And that’s the unfortunate manifestation of an ongoing dispute between the club and its own delinquent hard core support which might soon become a dangerous distraction. Because Celtic’s players cannot be expected to continue to operate with such zest and energy indefinitely, when it feels as if their own supporters aren’t all that fussed one way or the other.
It was no surprise that a routine win was turning into a bit of a slog before the flashpoint with Kyogo Furuhashi which relit Celtic’s fire and opened the floodgates late on. Yes, the banning of the Green Brigade has caused this drastic drop off in atmosphere but an festering row with a bunch of unruly renegades shouldn’t be allowed to overshadow what really matters to the majority of Celtic’s people. Which is surely, watching their team win football matches.
That they reacted so angrily to the horrible clash of heads which saw Slobodan Rubezic wiping out Kyogo and leaving him in a motionless heap, was a sign of how deeply they do care for the plight of this team and the wellbeing of its star performers in particular. And yet another reminder that the role of the video assistant referee in Scottish football is becoming almost impossible to fathom.
It shouldn’t have required graphic slow motion replays for the officials to work out that Rubezic’s over aggression had endangered the safety of an opponent. Not when the opponent in question was lying sparked out on the ground. But the Montenegrin escaped with a yellow card even though the TV pictures made his actions seem even more reckless and despite the fact that Kyogo had to be helped off the field looking like he’d just been knocked into the middle of next week.
When the noise levels were finally raised Celtic regained some of their early first half rhythm and impetus and bagged themselves four more goals before it was over in an emphatic response to a 2-0 Rangers victory at Livingston earlier in the day. For Philippe Clement yesterday’s road trip across the M8 was about nothing more than getting in and out of West Lothian without making a meal of it at the Spaghetti-had. And, in that respect, it was a case of a job well done even if the 90 minutes might have felt like making his eyes bleed.
Having made his feelings perfectly clear on plastic pitches – he’d gladly roll them up and stick them in the nearest available skip – this was the kind of instantly forgettable contest which he most probably expected it to be. Not for the first time, he was absolutely spot on.

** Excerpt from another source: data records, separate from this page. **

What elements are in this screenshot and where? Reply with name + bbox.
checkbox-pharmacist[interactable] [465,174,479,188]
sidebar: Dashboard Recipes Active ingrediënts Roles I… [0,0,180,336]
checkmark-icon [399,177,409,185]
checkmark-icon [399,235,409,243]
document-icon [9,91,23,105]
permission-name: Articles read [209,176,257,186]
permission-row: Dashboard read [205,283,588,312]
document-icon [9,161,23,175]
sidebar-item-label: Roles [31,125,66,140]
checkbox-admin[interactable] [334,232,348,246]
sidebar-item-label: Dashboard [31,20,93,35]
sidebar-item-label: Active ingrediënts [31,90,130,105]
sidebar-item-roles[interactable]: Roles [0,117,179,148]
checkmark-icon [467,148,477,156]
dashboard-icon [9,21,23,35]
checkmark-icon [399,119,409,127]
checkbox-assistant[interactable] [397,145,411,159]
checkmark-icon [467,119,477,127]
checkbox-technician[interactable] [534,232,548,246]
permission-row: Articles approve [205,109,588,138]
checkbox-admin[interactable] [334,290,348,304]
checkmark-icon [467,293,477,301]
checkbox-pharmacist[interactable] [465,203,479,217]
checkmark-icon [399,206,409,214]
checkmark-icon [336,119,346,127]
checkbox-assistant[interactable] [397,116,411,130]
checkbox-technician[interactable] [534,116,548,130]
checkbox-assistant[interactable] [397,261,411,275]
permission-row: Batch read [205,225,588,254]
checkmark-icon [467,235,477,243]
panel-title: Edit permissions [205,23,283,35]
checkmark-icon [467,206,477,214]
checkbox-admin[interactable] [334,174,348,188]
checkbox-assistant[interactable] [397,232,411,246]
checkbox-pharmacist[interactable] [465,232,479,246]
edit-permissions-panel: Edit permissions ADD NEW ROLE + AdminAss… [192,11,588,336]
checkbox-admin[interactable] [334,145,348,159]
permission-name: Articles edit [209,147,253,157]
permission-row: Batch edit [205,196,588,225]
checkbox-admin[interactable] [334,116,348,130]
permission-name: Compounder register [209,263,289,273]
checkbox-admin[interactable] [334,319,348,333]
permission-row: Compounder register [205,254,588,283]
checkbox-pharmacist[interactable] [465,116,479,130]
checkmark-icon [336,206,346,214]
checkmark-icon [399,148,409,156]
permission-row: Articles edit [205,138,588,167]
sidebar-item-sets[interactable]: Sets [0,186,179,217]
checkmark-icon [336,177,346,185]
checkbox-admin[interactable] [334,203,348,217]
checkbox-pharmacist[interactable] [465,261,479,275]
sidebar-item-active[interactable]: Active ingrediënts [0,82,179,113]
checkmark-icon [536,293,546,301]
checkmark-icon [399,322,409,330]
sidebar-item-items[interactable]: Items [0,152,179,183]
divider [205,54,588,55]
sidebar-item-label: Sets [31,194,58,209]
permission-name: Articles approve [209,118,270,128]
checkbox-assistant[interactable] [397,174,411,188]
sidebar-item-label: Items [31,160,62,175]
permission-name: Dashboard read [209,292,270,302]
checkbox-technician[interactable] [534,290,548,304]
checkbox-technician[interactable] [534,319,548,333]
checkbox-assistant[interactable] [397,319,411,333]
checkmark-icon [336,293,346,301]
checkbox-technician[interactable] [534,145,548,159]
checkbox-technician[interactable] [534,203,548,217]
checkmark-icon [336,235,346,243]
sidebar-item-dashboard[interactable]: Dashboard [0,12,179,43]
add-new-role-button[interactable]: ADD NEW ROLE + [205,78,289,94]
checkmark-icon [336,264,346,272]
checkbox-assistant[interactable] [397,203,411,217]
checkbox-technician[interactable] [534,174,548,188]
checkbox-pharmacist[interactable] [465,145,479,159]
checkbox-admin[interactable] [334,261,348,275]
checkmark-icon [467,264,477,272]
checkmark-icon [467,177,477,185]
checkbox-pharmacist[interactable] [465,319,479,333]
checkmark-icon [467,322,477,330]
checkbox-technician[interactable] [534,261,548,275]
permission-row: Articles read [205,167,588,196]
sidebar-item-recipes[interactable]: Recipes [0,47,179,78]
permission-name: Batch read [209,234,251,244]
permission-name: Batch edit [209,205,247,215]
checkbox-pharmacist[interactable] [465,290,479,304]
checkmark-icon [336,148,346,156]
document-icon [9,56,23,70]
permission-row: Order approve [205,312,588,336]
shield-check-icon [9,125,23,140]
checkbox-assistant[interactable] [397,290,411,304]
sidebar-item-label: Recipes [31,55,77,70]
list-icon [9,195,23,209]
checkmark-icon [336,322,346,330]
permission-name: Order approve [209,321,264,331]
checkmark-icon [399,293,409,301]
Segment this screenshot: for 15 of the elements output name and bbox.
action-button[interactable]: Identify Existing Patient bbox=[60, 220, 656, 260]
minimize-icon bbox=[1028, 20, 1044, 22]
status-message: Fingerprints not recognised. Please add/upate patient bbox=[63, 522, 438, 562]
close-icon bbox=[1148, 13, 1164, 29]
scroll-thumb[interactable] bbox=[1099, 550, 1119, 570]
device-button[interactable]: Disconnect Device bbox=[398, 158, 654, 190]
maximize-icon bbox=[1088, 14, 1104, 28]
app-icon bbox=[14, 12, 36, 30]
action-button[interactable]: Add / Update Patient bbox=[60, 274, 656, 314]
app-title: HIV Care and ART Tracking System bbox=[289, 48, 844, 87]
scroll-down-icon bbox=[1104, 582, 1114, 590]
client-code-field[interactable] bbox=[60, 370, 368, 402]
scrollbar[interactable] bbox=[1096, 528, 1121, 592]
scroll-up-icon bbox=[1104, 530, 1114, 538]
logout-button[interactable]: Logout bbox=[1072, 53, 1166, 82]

Yes, there were moments of controversy and more reason to wonder what the point is in VAR when it quite clearly can’t be used properly, with youngster Ross McCausland both the victim and the beneficiary of two botched calls.
The winger went down to win a first half penalty when it looked like he’d been knocked over by a gust of wind. That James Tavernier missed from the spot felt like an act of justice.
But McCausland was then denied what would have been a spectacular first senior goal all because of a foul by Abdallah Sima which was neither clear nor obvious no matter from how many angles it was viewed.
But even though the game itself was a hard watch, a 2-0 victory means that’s six wins out of seven now for the Belgian boss and the more these numbers stack up the less this upturn can be put down to some sort of freakish quirk of fate.
Since his arrival it’s been almost obligatory to add the words ‘it’s still early days’ when analysing or attempting to quantify the improvement he has made to a team which was in a state of absolute disarray under the last man. But more and more, Clement is looking like the real deal. Early days or not.
Big Phil has been busy filling his boots with SPFL points while closing in on the first prize of the season, which will be handed out at Hampden next month after the Viaplay Cup Final.
Perhaps most importantly of all, is the transformation in the relationship between this side and its own supporters, who were baying for the blood of Beale and his players not all that long ago. In sharp contrast to the public library at Parkhead right now, the mood music around Clement’s repair job is cranking up in volume with each passing week.
Pretty soon Celtic may begin to feel the noise coming from the other side of the garden fence unless they get back to making some of their own.